As for policing and criminal law, the parties agree to opt in to all measures concerning substantive criminal law and most measures concerning EU agencies and mutual recognition. In particular, they agree to opt into seven Directives, regarding: the European Investigation Order; protection orders; trafficking in persons; sexual abuse of children; cyber-crime; market abuse; and counterfeiting the euro. Conversely, they rule out opting in to the legislation on crime victims’ rights, the three Directives on suspects’ rights (concerning interpretation and translation, access to a lawyer and the right to information) and the rules on confiscation of criminal assets. They also rule out opting in to the legislation on EU funding in JHA matters.

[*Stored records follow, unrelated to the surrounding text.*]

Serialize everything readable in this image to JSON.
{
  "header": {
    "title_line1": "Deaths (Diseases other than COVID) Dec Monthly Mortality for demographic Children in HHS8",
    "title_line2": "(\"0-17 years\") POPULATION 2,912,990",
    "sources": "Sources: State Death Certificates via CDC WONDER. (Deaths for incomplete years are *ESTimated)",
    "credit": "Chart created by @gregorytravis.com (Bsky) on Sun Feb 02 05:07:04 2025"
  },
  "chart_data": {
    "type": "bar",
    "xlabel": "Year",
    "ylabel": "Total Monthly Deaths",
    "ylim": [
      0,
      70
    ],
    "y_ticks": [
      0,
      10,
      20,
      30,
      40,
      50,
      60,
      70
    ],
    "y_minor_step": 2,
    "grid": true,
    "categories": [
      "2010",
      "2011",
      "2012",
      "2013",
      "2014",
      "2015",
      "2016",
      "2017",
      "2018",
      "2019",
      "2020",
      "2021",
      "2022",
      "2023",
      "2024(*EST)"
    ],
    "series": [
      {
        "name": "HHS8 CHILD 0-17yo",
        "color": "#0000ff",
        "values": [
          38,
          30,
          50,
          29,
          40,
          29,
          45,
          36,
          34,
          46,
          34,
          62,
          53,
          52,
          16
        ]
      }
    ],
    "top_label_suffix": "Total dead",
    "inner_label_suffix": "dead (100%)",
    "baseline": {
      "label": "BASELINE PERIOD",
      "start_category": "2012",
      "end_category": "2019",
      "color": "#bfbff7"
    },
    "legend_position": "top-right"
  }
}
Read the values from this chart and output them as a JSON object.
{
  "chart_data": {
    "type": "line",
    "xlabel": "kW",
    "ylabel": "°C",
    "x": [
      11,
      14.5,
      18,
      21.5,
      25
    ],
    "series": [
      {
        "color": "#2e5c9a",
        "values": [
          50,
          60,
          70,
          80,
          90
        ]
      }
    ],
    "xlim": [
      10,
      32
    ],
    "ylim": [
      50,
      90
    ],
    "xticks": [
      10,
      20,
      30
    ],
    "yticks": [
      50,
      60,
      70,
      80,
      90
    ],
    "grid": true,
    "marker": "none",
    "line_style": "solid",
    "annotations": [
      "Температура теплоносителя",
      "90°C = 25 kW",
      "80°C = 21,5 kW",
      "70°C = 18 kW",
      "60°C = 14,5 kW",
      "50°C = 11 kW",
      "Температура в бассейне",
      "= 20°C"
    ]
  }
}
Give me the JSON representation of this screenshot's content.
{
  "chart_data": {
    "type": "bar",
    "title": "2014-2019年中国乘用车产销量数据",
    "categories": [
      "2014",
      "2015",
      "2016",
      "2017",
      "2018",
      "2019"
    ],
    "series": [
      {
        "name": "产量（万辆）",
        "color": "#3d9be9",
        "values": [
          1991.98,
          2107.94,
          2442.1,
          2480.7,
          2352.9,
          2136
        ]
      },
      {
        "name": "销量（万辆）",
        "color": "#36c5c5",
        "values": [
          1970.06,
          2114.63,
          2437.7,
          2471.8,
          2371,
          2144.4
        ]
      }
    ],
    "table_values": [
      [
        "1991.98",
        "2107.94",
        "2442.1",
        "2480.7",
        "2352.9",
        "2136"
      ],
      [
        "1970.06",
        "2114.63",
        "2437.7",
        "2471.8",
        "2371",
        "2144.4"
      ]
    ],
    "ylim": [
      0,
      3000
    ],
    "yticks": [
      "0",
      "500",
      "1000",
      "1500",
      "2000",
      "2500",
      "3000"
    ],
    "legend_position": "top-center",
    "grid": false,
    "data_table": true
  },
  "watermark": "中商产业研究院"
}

They have partly agreed on future measures in this field, agreeing to opt in to the Regulations now under discussion on Europol and Eurojust (the EU prosecutors’ agency) and the Directive on passenger name records, but to opt out of the legislation establishing the European Public Prosecutor. The Commission has also proposed legislation on the European Police College, fraud against EU funds and drug trafficking, along with three more suspects’ rights measures (concerning childrens’ rights, the presumption of innocence and legal aid). Decisions on those measures will again depend upon on a future consensus of the relevant parties, or endorsement in a general election.
The parties’ clarification of their intentions provides useful certainty for the Danish public when it has the opportunity to vote on these issues. In general, in criminal matters Denmark would be participating in the EU measures assisting the prosecution, without any counterbalance by means of recent legislation regarding the rights of victims or suspects. Similarly it would still be participating in the Schengen rules on external border controls and the abolition of internal border checks, without any of the accompanying harmonisation of immigration and asylum law that applies to other Schengen States which are EU members. On the whole, Denmark would also be participating in more JHA legislation than the UK and Ireland – not just as regards full participation in Schengen (as is already the case), but also as regards the EU legislation on inheritance, account preservation, investigation orders, market abuse, currency counterfeiting and Eurojust, all of which one or both of the UK and Ireland have opted out of. On the other hand, the UK and Ireland have opted in to the EU legislation on crime victims’ rights, some of the legislation on suspects’ rights and the first phase of EU asylum law. Given that Ireland participates in the single currency, a Danish ‘yes’ to selective participation in JHA law would cement the UK’s position as the chief non-participant in EU laws which bind most other Member States.